Defiant insurer QBE says promises kept despite ‘toughest market’

by Maryvonne Gray 23 Feb 2016

Defiant insurer QBE says promises kept despite ‘toughest market’

QBE’s chairman Marty Becker has pointed to increasing globalisation as causing the ‘toughest marketplace’ in his memory, and the backdrop to the insurer’s FY2015 results.

The Group announced net profit after tax (NPAT) as US$807 million but Gross Written Premium (GWP) was down 7% overall.

“I think I can say without doubt that this is the toughest marketplace I can remember,” Becker said.

“Increasing globalisation has seen new capital entering the insurance market seeking a profitable home and consequently dragging down prices.

“At the same time, investment returns remain well below historic levels. To remain profitable insurers have no option but to focus their efforts on high quality underwriting, efficiency and cost reduction.”

He continued: “Against that challenging backdrop, QBE has delivered on 2015 promises.

“Despite challenges in a number of our markets, our business overall has largely achieved target.”
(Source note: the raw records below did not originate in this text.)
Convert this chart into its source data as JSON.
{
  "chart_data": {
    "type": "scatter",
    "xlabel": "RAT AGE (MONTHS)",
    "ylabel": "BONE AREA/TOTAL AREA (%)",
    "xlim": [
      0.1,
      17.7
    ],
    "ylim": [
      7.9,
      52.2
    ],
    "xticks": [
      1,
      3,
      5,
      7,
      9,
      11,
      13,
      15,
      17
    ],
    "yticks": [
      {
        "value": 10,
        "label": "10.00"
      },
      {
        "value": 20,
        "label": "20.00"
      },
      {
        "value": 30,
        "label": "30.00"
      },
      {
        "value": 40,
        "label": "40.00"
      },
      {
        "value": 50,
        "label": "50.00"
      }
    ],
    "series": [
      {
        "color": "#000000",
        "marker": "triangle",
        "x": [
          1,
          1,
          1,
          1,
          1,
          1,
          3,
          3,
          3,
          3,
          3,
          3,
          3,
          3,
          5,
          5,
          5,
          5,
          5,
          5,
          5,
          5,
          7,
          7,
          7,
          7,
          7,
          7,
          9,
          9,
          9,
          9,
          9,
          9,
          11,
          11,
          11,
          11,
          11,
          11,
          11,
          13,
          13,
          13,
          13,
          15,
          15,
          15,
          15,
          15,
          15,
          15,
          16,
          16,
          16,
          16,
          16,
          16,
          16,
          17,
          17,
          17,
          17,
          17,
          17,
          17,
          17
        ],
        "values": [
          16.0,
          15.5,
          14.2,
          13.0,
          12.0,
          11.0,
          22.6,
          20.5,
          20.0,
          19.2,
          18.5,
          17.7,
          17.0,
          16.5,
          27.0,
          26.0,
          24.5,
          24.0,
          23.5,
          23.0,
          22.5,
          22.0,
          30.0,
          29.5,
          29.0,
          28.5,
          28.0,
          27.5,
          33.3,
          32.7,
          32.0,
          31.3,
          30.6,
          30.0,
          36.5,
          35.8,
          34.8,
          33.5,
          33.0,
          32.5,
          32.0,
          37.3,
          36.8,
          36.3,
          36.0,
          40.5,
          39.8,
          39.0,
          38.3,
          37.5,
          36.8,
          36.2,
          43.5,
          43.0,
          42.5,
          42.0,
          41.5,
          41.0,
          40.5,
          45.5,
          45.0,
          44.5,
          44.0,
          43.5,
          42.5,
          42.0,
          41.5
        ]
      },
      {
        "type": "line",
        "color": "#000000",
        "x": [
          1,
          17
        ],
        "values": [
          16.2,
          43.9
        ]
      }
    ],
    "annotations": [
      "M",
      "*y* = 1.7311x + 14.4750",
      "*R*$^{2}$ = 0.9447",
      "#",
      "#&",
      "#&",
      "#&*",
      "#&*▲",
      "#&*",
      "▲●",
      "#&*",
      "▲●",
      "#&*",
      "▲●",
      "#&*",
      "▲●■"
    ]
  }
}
Becker added: “I am increasingly confident we are set up for future success.”

In Australia and New Zealand, the business saw its GWP drop 14% as the decline of the Australian dollar and increases in claims hit the business.

‘Significant’ rate decreases in the New Zealand market made a dent in QBE’s premium income, with a decrease of 7.3%, and coupled with Australia’s 2% fall it averaged to 2.4%.

Group CEO John Neal said: “With the backdrop of considerable catastrophe claims activity in the first half of 2015, ongoing price competition and a significant increase in NSW CTP claims frequency, Australian & New Zealand operations’ combined operating ratio of 91.3% is a solid outcome.

“By repricing our NSW CTP portfolio and implementing important operational changes designed to build scalability in to the acquisition cost base, we aim to hold underwriting margins steady despite continued challenging market conditions.”

A bright spot for the business in Australia and New Zealand was the growth of the commercial portfolio, which saw a 5% bump.

New business growth was strong across most lines of business in New Zealand, the company said.

“Pleasingly, our traditional commercial portfolio grew by around 5% despite premium rate decreases in most products,” the company said in its reporting.

“Growth was driven by a heightened focus on the customer experience which enhanced the retention of quality business and led to the placement of additional new business.”

Neal noted that he was pleased with the result as it included investment in the business which would pay dividends over the coming years.

“I am pleased to report we have executed on the targets we set at the beginning of 2015, delivering an underwriting result at the better end and an insurance profit margin towards the middle of our target ranges,” he said.

“The success of our portfolio remediation activities of the last three years is evidenced by each of our businesses now producing an underwriting profit and, particularly, by the continuing improvement in the performance of our North American Operations.

“It is noteworthy that we produced our result in the face of a number of headwinds, including challenging insurance pricing and investment markets, a significantly stronger US dollar and continued low interest rates. Moreover, the result included substantial investment in infrastructure, technology and people.”